I received a response from my teacher with information on a show of unusual music ensembles, deep listening and invented instruments. It made me curious, if not immediately interested.
G&I left one evening for a similar show in Berkeley. We walked from the station to the theater and as we entered, we found ourselves amidst the most random arrangement of audience. People, performers included, were dispersed in stairways and over the edge of the walls on different floors. There were wine glasses, mirrors and some eastern-looking instruments laid out in different parts of the space.
There was Pauline Oliveros in the now-identified center of the stage; she performed with an ensemble of artists. However, I felt like I had a role to play in the show, and so did every element around me - the walls, the objects and even the silence. As I observed, many questions fired up in my little brain:
What were the mirrors for? What was that guitar in the middle for? Why didn't the performing artist have any instrument with her? What exactly constituted music - sounds or variations in silence? What am I - a listener, observer or a participant? What, what was going on?
The difference between a music concert and curiosity is that the latter plays after the show, as your own song of questions. I reserved them all and asked my piano teacher to reach out if the organization that was involved in the performance, needed any volunteer help. A month later, I discovered Thingamajigs.
In the time that followed, where I spoke to the artists more and organized Aeolian Day, I found many answers; along with more questions.

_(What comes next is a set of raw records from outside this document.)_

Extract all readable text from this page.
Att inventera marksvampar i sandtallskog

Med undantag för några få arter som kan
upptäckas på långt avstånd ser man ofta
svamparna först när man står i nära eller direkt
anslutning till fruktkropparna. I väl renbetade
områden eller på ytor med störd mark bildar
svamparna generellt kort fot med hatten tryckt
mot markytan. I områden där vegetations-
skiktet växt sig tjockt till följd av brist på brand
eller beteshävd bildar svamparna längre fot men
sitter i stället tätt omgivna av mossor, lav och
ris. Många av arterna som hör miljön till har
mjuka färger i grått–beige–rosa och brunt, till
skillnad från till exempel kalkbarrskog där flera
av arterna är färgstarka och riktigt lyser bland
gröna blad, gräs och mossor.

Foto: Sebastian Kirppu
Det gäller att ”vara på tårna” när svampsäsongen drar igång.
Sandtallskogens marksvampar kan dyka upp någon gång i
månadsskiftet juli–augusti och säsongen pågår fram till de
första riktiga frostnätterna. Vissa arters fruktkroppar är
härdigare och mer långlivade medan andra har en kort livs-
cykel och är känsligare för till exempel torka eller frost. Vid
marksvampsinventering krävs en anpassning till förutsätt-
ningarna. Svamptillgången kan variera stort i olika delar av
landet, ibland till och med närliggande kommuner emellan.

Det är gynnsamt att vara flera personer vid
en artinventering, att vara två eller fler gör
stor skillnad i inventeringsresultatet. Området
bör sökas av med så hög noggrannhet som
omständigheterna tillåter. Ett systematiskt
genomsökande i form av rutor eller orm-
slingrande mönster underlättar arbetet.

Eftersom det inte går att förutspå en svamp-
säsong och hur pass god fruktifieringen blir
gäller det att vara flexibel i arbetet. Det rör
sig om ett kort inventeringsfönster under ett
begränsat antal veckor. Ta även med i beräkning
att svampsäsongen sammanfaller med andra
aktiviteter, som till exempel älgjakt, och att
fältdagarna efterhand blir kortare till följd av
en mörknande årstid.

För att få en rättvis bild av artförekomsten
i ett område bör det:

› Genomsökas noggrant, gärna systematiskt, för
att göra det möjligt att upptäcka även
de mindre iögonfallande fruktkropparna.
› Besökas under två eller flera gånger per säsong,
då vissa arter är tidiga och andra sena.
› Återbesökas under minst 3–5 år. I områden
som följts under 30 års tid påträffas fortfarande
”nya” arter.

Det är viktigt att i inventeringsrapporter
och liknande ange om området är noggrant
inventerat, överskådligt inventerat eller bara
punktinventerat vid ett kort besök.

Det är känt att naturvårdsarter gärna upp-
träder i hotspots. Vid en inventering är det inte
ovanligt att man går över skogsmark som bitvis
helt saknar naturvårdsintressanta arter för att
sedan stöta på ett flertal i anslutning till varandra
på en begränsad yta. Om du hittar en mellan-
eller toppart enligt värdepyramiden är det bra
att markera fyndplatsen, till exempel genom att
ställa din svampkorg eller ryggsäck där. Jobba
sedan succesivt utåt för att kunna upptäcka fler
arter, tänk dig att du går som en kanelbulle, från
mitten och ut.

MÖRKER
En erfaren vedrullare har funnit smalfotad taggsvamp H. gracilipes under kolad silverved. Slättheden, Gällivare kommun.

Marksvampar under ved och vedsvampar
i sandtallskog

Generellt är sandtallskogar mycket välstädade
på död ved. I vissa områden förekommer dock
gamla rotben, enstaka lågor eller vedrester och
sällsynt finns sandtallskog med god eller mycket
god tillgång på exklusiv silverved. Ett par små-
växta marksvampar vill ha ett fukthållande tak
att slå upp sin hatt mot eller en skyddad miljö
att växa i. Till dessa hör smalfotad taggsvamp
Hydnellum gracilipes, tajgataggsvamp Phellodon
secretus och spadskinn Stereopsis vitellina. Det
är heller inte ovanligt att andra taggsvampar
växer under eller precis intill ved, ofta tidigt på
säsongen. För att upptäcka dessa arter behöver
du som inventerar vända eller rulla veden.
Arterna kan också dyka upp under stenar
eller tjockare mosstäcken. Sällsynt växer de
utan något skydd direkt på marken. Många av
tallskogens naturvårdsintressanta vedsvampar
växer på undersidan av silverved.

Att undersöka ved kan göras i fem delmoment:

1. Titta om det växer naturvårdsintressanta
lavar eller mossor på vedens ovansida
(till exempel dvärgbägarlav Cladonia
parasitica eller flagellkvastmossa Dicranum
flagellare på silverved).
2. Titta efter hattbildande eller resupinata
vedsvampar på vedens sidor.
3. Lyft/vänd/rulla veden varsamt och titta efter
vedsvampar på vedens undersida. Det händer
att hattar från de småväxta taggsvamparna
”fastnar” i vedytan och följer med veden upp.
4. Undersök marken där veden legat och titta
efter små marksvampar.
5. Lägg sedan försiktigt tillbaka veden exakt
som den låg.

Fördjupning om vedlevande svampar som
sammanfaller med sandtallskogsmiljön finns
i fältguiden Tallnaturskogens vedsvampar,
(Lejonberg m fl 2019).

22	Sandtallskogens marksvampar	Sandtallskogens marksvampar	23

I understood that the thickness of the glass material, the size and the manufacturing defects, were various reasons that the Glass Harp was wildly off the standards. So, there it was, the answer. However, what standards were these? The one set by the song? What if I created a song with the off-standard pitches? Will that be music too?
At this point, I remembered the 'Grey Card' that I used in a B&W film photography class. To distinguish between Grey, Grey1 & Grey2, I had to put all of them next to each other. And viola! there were different shades of grey or as they call it in the world of colors - Gray-scale.
Maybe that's how a musical scale is?
Creativity is fascinating! At one end, it seems like beauty within boundaries; and on the other, it sets us free from all limitations. Music isn't limited to the standard octave and pitch levels. If there's a song in C Major, there's probably another in c4/3 minor. But what is C4/3?
Well, I don't know but I imagine that if we create a pattern with say : C-D-E-F & another with C4/3-D-E-F; I will find C4/3 and eventually make a song in C4/3 minor. Maybe?
I am grateful to the academicians of music, who provided us a simple reference to create music with. They probably didn't expect these baselines to be violated; but that's what makes the journey of 'looking for music' so interesting.
In my life, inventions and discoveries have switched orders. I step deeper into Thingamajigs, and I see that I can invent music first and discover notes that I never before made a note of!